Votre professeur émérite a déjà mentionné l'importance de respirer dans un certain nombre de publications. Le concept de respiration correcte est étudié dans tous les arts martiaux traditionnels. L'un des premiers à le mentionner à propos des situations de combat a été Kano Jigoro Shihan. Kano Shihan a enseigné que «lorsque [l'adversaire] inspire, son temps de réaction est plus long que lorsqu'il [ou elle] expire.» L'une des premières choses apprises est que l'expiration aide l'exposant à exercer une force plus forte. Philosophiquement, l'expiration de la respiration libère de l'énergie vers l'adversaire. Physiquement, cette expiration fonde l'exposant et stabilise sa position, lui donnant plus de pouvoir. Quand on inspire, la stabilité est perdue en raison de la direction de l'énergie vers soi-même. Une respiration trop forte est incorrecte, en déséquilibre, ce qui rend plus vulnérable aux attaques ou aux contre-attaques. Sans entraînement, la réaction habituelle est de respirer brusquement lorsque l'équilibre (physique ou mental) est perdu. À l'inverse, lorsque l'équilibre est perdu, on inhale généralement. Dans les deux cas, l'inhalation peut conduire à une défaite.
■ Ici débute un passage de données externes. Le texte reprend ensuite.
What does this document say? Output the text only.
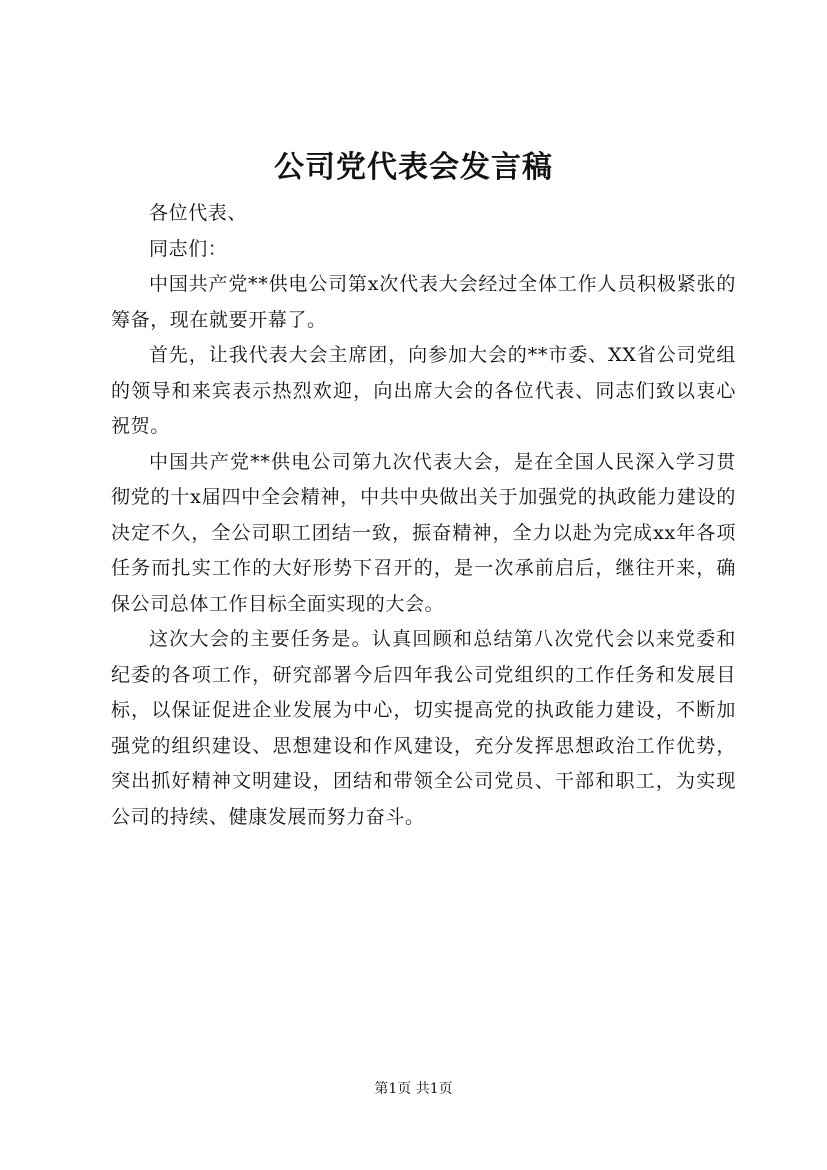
公司党代表会发言稿

各位代表、

同志们：

中国共产党**供电公司第x次代表大会经过全体工作人员积极紧张的筹备，现在就要开幕了。

首先，让我代表大会主席团，向参加大会的**市委、XX省公司党组的领导和来宾表示热烈欢迎，向出席大会的各位代表、同志们致以衷心祝贺。

中国共产党**供电公司第九次代表大会，是在全国人民深入学习贯彻党的十x届四中全会精神，中共中央做出关于加强党的执政能力建设的决定不久，全公司职工团结一致，振奋精神，全力以赴为完成xx年各项任务而扎实工作的大好形势下召开的，是一次承前启后，继往开来，确保公司总体工作目标全面实现的大会。

这次大会的主要任务是。认真回顾和总结第八次党代会以来党委和纪委的各项工作，研究部署今后四年我公司党组织的工作任务和发展目标，以保证促进企业发展为中心，切实提高党的执政能力建设，不断加强党的组织建设、思想建设和作风建设，充分发挥思想政治工作优势，突出抓好精神文明建设，团结和带领全公司党员、干部和职工，为实现公司的持续、健康发展而努力奋斗。

第1页 共1页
L'une des raisons pour lesquelles une respiration correcte est pratiquée est de se défendre contre un enlèvement à cause du chloroforme. Quand un chiffon est placé sur la bouche et le nez, la tendance est à inspirer profondément - une réaction de surprise. Lorsque cela est fait, les vapeurs sont respirées, accélérant le point d'inconscience. Une méthode d'entraînement consiste à demander à quelqu'un de placer un chiffon (sans chloroforme, bien sûr!) Sur le nez et la bouche pour apprendre à expirer, afin de ne pas inhaler les vapeurs. Pour simuler l'inhalation de fumées, la substitution de l'huile de banane peut être utilisée; il est indéniable et vous indiquera rapidement si vous inspirez! La respiration est l'une des raisons pour lesquelles les traditionalistes ne tolèrent pas le fait de faire du kata en musique. Bien que esthétiquement agréable, avec la musique, le modèle de respiration dans un kata, qui devrait être appris, est perdu; par conséquent, le principe combatif est également perdu.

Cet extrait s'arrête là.